Fix serious performance problems in json(b) to_tsvector().

In an off-list followup to bug #14745, Bob Jones complained that to_tsvector() on a 2MB jsonb value took an unreasonable amount of time and space --- enough to draw the wrath of the OOM killer on his machine. On my machine, his example proved to require upwards of 18 seconds and 4GB, which seemed pretty bogus considering that to_tsvector() on the same data treated as text took just a couple hundred msec and 10 or so MB. On investigation, the problem is that the implementation scans each string element of the json(b) and converts it to tsvector separately, then applies tsvector_concat() to join those separate tsvectors. The unreasonable memory usage came from leaking every single one of the transient tsvectors --- but even without that mistake, this is an O(N^2) or worse algorithm, because tsvector_concat() has to repeatedly process the words coming from earlier elements. We can fix it by accumulating all the lexeme data and applying make_tsvector() just once. As a side benefit, that also makes the desired adjustment of lexeme positions far cheaper, because we can just tweak the running "pos" counter between JSON elements. In passing, try to make the explanation of that tweak more intelligible. (I didn't think that a barely-readable comment far removed from the actual code was helpful.) And do some minor other code beautification.
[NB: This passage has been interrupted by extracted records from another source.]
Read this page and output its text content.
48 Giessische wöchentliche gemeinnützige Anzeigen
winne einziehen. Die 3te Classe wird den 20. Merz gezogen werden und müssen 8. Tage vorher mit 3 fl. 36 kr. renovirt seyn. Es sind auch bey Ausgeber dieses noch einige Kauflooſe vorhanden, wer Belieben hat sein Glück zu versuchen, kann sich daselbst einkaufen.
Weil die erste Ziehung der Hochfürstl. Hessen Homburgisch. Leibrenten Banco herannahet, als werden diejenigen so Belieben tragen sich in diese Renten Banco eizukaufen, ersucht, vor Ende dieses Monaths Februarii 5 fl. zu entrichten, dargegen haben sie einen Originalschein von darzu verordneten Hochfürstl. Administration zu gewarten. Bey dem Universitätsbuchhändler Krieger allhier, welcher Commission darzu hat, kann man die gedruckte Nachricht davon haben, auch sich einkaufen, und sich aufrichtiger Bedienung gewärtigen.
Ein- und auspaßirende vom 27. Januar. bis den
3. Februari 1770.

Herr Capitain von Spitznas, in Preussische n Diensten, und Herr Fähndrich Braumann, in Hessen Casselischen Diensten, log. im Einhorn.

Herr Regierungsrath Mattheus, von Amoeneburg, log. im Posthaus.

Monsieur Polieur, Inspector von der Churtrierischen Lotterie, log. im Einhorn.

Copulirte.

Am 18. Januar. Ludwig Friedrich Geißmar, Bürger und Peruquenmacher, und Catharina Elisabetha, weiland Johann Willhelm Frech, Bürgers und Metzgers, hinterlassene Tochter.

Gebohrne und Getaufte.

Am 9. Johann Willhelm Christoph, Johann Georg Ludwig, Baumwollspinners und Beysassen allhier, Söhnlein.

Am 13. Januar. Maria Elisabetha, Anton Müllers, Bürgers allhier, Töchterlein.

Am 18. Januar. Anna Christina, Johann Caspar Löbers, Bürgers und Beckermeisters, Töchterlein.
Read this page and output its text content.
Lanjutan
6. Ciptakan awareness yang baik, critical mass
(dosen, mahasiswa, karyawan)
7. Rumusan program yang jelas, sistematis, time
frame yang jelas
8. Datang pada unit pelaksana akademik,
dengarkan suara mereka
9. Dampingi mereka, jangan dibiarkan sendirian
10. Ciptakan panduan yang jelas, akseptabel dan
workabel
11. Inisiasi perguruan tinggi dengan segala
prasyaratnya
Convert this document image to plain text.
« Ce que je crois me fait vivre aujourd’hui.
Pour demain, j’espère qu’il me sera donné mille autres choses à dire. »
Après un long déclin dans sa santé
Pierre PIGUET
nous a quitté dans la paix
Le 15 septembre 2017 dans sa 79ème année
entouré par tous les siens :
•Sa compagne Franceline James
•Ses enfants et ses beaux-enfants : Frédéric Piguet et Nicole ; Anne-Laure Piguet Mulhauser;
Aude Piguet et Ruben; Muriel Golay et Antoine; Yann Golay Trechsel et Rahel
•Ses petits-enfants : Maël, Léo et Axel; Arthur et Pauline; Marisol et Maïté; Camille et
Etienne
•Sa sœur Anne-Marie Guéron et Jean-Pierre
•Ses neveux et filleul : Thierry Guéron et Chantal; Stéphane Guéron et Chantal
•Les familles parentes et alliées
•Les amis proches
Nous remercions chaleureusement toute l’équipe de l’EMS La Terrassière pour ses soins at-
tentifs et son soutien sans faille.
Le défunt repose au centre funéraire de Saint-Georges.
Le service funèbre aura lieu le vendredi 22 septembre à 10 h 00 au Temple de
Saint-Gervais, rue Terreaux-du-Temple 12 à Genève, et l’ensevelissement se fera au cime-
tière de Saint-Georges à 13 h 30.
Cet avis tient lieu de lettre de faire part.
author: Tom Lane <tgl@sss.pgh.pa.us> 2017-07-18 12:45:51 -0400
committer: Tom Lane <tgl@sss.pgh.pa.us> 2017-07-18 12:45:51 -0400
commit: b4c6d31c0be0f5c42a75d50afcf13bdd392db4a1 (patch)
tree: 74c9c8037187322adbb80c4859b044c3c639943d /src
parent: fb9bd4b0469e06d96c8cfff86d231401b0916736 (diff)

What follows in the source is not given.